Note that OZCAM has resolvable identifiers for each specimen in the form of UUIDs that are appended to "http://ozcam.ala.org.au/occurrence/". The corresponding UUIDs are included in the Darwin Core dump that OZCAM makes available to GBIF. Here they are for the parts of M.22320:
"223d1549-1322-419e-8af4-649a4b145064","M.22320.001",... "c40a7eea-6e04-4be6-8dcb-4473402e48c4","M.22320.002",... "21fcaea1-c645-49d9-9753-dbd9dd2bc64a","M.22320.003",... "34ffd935-9fb4-44a5-acb8-2cd4df5ade62","M.22320.004",... "03635fb8-f9ac-4c4c-898b-859cd42f1e26","M.22320.005",... "a1c4dd5a-dc03-45cc-8971-931c739df8b2","M.22320.006",... "71c91030-405c-4390-8ec3-42a5478a2fd8","M.22320.007",... "0f1a9326-34d0-4fb2-b89a-9856bd9082f0","M.22320.008",... "86270ef7-07f6-4395-84c7-66d5d497cc01","M.22320.009",...

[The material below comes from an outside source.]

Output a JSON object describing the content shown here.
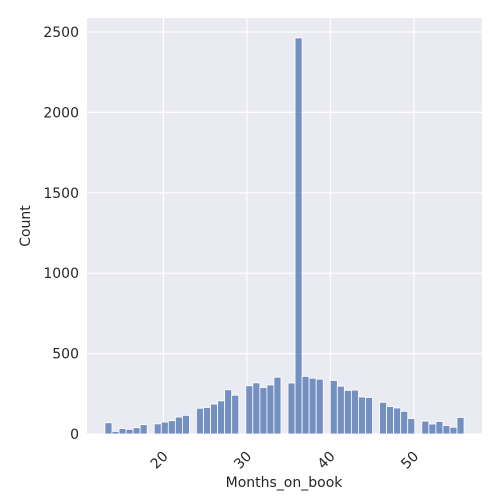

But when GBIF parses the dump it ignores these UUIDs, which means the GBIF user can't easily go to the OZCAM site (which has a bunch of other useful information, compare http://ozcam.ala.org.au/occurrence/223d1549-1322-419e-8af4-649a4b145064 with http://www.gbif.org/occurrence/774916561/verbatim ). It also means that GBIF has stripped out an identifier that we might make use of to unambiguously refer to each record (and, presumably, this UUID doesn't change between harvests of OZCAM data).
In summary, this is a bit of a mess: we have multiple records that are really just bits of the same specimen but which are not linked together by any data provider, and as the data is transmitted up the chain to GBIF clues as to what is going on are stripped out. For a user like me who is trying to link the GenBank sequence to its voucher this is frustrating, and ultimately all rather avoidable if we took just a little more care in how we represent data about specimens, and how we treat that data as it gets transmitted between data bases.